For a unique cultural experience, don’t miss an early-morning tuna auction at Tsukiji Fish Market, where colossal tuna fish are snapped up for sushi in seconds. Viewing the free public auction is on a strict first-come, first-serve basis, so ensure you arrive at least two hours early to register.

In Tokyo, tipping is not customary, even though excellent service comes as standard. In restaurants, bars, and taxis, don’t be offended if your tip is refused—profuse thanks receive much more of a warm welcome.

A local’s pocket guide to Tokyo

Claire Bourillon

While living in Tokyo, Claire spent her time exploring the traditional and modern streets of the city, shopping in Harajuku, and eating at izakayas (Japanese pub restaurants).

The first thing you should do in Tokyo is...

get an IC rechargeable card—it makes it easier to travel around the city’s public transport network and explore.

A perfect Saturday in Tokyo...

starts with a stroll in the East Garden of the Imperial Palace, followed by a visit to the National Museum, a shabu-shabu hotpot in Shinjuku, and karaoke to end the day.

One touristy thing that lives up to the hype is...

Shibuya Crossing. Wait to cross alongside thousands of pedestrians while staring wide-eyed at the flashing advert-filled screens.

To discover the "real" Tokyo...

wander the historic Asakusa district, take a tour of the Senso-ji Temple, and sample kibi dango (mini mochi balls) and taiyaki (fish-shaped pancakes).

For the best view of the city...

climb to the free observatories in the Tokyo Metropolitan Government building. On cloudless days you might be able to glimpse Mt. Fuji.

One thing people get wrong...

The language barrier is real but Tokyoites will do their best to help, so don’t hesitate to ask.

People Also Ask

What is Tokyo best known for?

The sprawling, neon-soaked metropolis is known as one of the most exciting cities in the world. It’s a place where ancient traditions sit side by side with the thrillingly futuristic. While it’s home to many attractions, from the Imperial Palace to Senso-ji temple, it’s the experience of simply being here that draws return visitors to Tokyo.
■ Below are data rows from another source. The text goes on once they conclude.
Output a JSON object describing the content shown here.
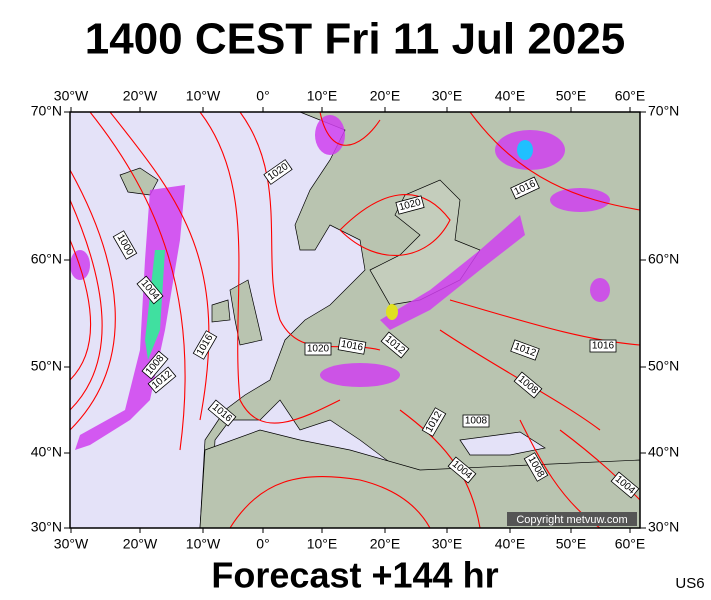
{
  "map": {
    "title": "1400 CEST Fri 11 Jul 2025",
    "footer": "Forecast +144 hr",
    "model": "US6",
    "copyright": "Copyright metvuw.com",
    "lon_labels": [
      "30°W",
      "20°W",
      "10°W",
      "0°",
      "10°E",
      "20°E",
      "30°E",
      "40°E",
      "50°E",
      "60°E"
    ],
    "lat_labels": [
      "70°N",
      "60°N",
      "50°N",
      "40°N",
      "30°N"
    ],
    "isobar_labels": [
      "1020",
      "1020",
      "1016",
      "1000",
      "1004",
      "1016",
      "1020",
      "1016",
      "1012",
      "1008",
      "1012",
      "1012",
      "1016",
      "1008",
      "1016",
      "1012",
      "1008",
      "1004",
      "1008",
      "1004"
    ]
  }
}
What should you not miss in Tokyo?

From the Skytree to Roppongi Hills’ Mori Tower, Tokyo is home to many observation decks that offer sweeping views of the city’s complex skyline. The twin towers of the Tokyo Metropolitan Government Building have two observation decks, which offer some of the city’s best views, stretching as far as Mt. Fuji. And the best part is that they’re free.

What kind of activities can you do in Tokyo?
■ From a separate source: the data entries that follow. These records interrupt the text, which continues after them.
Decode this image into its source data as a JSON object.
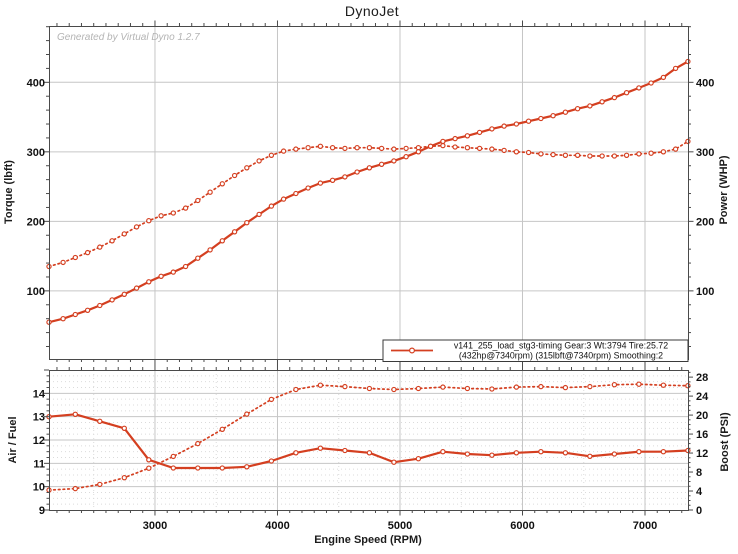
{
  "title": "DynoJet",
  "watermark": "Generated by Virtual Dyno 1.2.7",
  "colors": {
    "curve": "#d43f20",
    "grid_major": "#c6c6c6",
    "grid_minor": "#dbdbdb",
    "frame": "#4a4a4a",
    "tick": "#4a4a4a",
    "text": "#111111",
    "watermark": "#b4b4b4",
    "legend_border": "#3a3a3a"
  },
  "chart_data": [
    {
      "type": "line",
      "title": "DynoJet",
      "x_axis": {
        "range": [
          2135,
          7351
        ],
        "major_ticks": [
          3000,
          4000,
          5000,
          6000,
          7000
        ],
        "minor_step": 100,
        "labels_shown": false
      },
      "left_axis": {
        "label": "Torque (lbft)",
        "ticks": [
          100,
          200,
          300,
          400
        ],
        "minor_step": 20
      },
      "right_axis": {
        "label": "Power (WHP)",
        "ticks": [
          100,
          200,
          300,
          400
        ],
        "minor_step": 20
      },
      "legend": [
        "v141_255_load_stg3-timing Gear:3 Wt:3794 Tire:25.72",
        "(432hp@7340rpm) (315lbft@7340rpm) Smoothing:2"
      ],
      "series": [
        {
          "name": "torque_lbft",
          "style": "dotted",
          "axis": "left",
          "x": [
            2135,
            2250,
            2350,
            2450,
            2550,
            2650,
            2750,
            2850,
            2950,
            3050,
            3150,
            3250,
            3350,
            3450,
            3550,
            3650,
            3750,
            3850,
            3950,
            4050,
            4150,
            4250,
            4350,
            4450,
            4550,
            4650,
            4750,
            4850,
            4950,
            5050,
            5150,
            5250,
            5350,
            5450,
            5550,
            5650,
            5750,
            5850,
            5950,
            6050,
            6150,
            6250,
            6350,
            6450,
            6550,
            6650,
            6750,
            6850,
            6950,
            7050,
            7150,
            7250,
            7350
          ],
          "values": [
            135,
            141,
            148,
            155,
            163,
            172,
            182,
            192,
            201,
            208,
            212,
            219,
            230,
            242,
            254,
            266,
            277,
            287,
            295,
            301,
            304,
            306,
            308,
            306,
            305,
            306,
            306,
            305,
            304,
            305,
            306,
            308,
            309,
            307,
            306,
            305,
            304,
            302,
            300,
            299,
            297,
            296,
            295,
            295,
            294,
            294,
            294,
            295,
            297,
            298,
            300,
            304,
            315
          ]
        },
        {
          "name": "power_whp",
          "style": "solid",
          "axis": "right",
          "x": [
            2135,
            2250,
            2350,
            2450,
            2550,
            2650,
            2750,
            2850,
            2950,
            3050,
            3150,
            3250,
            3350,
            3450,
            3550,
            3650,
            3750,
            3850,
            3950,
            4050,
            4150,
            4250,
            4350,
            4450,
            4550,
            4650,
            4750,
            4850,
            4950,
            5050,
            5150,
            5250,
            5350,
            5450,
            5550,
            5650,
            5750,
            5850,
            5950,
            6050,
            6150,
            6250,
            6350,
            6450,
            6550,
            6650,
            6750,
            6850,
            6950,
            7050,
            7150,
            7250,
            7350
          ],
          "values": [
            55,
            60,
            66,
            72,
            79,
            87,
            95,
            104,
            113,
            121,
            127,
            135,
            147,
            159,
            172,
            185,
            198,
            210,
            222,
            232,
            240,
            248,
            255,
            259,
            264,
            271,
            277,
            282,
            287,
            293,
            300,
            308,
            315,
            319,
            323,
            328,
            333,
            337,
            340,
            344,
            348,
            352,
            357,
            362,
            366,
            372,
            378,
            385,
            392,
            399,
            407,
            420,
            430
          ]
        }
      ]
    },
    {
      "type": "line",
      "xlabel": "Engine Speed (RPM)",
      "x_axis": {
        "range": [
          2135,
          7351
        ],
        "major_ticks": [
          3000,
          4000,
          5000,
          6000,
          7000
        ],
        "minor_step": 100,
        "labels_shown": true
      },
      "left_axis": {
        "label": "Air / Fuel",
        "range": [
          9,
          15
        ],
        "ticks": [
          9,
          10,
          11,
          12,
          13,
          14
        ],
        "minor_step": 0.25
      },
      "right_axis": {
        "label": "Boost (PSI)",
        "range": [
          0,
          29.5
        ],
        "ticks": [
          0,
          4,
          8,
          12,
          16,
          20,
          24,
          28
        ],
        "minor_step": 1
      },
      "series": [
        {
          "name": "air_fuel",
          "style": "solid",
          "axis": "left",
          "x": [
            2135,
            2350,
            2550,
            2750,
            2950,
            3150,
            3350,
            3550,
            3750,
            3950,
            4150,
            4350,
            4550,
            4750,
            4950,
            5150,
            5350,
            5550,
            5750,
            5950,
            6150,
            6350,
            6550,
            6750,
            6950,
            7150,
            7350
          ],
          "values": [
            13.0,
            13.1,
            12.8,
            12.5,
            11.15,
            10.8,
            10.8,
            10.8,
            10.85,
            11.1,
            11.45,
            11.65,
            11.55,
            11.45,
            11.05,
            11.2,
            11.5,
            11.4,
            11.35,
            11.45,
            11.5,
            11.45,
            11.3,
            11.4,
            11.5,
            11.5,
            11.55
          ]
        },
        {
          "name": "boost_psi",
          "style": "dotted",
          "axis": "right",
          "x": [
            2135,
            2350,
            2550,
            2750,
            2950,
            3150,
            3350,
            3550,
            3750,
            3950,
            4150,
            4350,
            4550,
            4750,
            4950,
            5150,
            5350,
            5550,
            5750,
            5950,
            6150,
            6350,
            6550,
            6750,
            6950,
            7150,
            7350
          ],
          "values": [
            4.2,
            4.5,
            5.4,
            6.8,
            8.8,
            11.3,
            14.0,
            17.0,
            20.2,
            23.3,
            25.4,
            26.3,
            26.0,
            25.6,
            25.4,
            25.6,
            25.9,
            25.6,
            25.5,
            25.9,
            26.0,
            25.8,
            26.0,
            26.4,
            26.5,
            26.3,
            26.2
          ]
        }
      ]
    }
  ]
}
Foodies will find some of the best restaurants in the world in Tokyo, while history lovers can enjoy the museums, ancient temples, and shrines, and nature lovers while away hours in the sprawling parks. From beer and yakitori in a tiny alleyway to dancing the night away at a megaclub, the nightlife scene is also top-notch.
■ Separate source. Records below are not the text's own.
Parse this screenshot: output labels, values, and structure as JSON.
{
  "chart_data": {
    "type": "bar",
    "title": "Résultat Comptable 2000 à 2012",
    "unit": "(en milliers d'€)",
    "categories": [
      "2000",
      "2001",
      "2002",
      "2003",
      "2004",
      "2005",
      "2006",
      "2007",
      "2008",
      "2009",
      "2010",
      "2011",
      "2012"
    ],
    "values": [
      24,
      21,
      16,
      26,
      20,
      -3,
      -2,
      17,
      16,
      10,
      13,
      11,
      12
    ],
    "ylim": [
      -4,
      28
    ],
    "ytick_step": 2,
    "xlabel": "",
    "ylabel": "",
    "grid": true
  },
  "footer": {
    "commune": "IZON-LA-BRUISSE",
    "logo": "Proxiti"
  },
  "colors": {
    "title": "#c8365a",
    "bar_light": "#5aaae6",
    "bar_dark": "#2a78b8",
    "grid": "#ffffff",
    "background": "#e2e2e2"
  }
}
How many days in Tokyo is enough?

A lifetime in Tokyo wouldn’t be enough to experience everything it has to offer. But, for starters, give yourself at least a week to visit the must-see attractions and get a taste of the city’s different districts. If time is tight and Tokyo is just one stop in Japan, try for three days at the minimum.

What outdoor activities are in Tokyo?

Tokyo is a surprisingly green city and exploring the city’s parks, such as Shinjuku Gyoen and Ueno Koen, is a highlight, especially during cherry blossom season. Just outside the city, hiking the trails of Mount Takao makes for a great day trip, as does wandering around the ancient capital of Kamakura or enjoying the hot springs of Hakone.

Do they speak English in Tokyo?

Yes, to an extent. While you’ll likely come across more English speakers (and bilingual signage) in Tokyo than anywhere else in Japan, the language is not widely spoken beyond the basics. While you can certainly get by in Tokyo without any Japanese, you should learn at least a few phrases.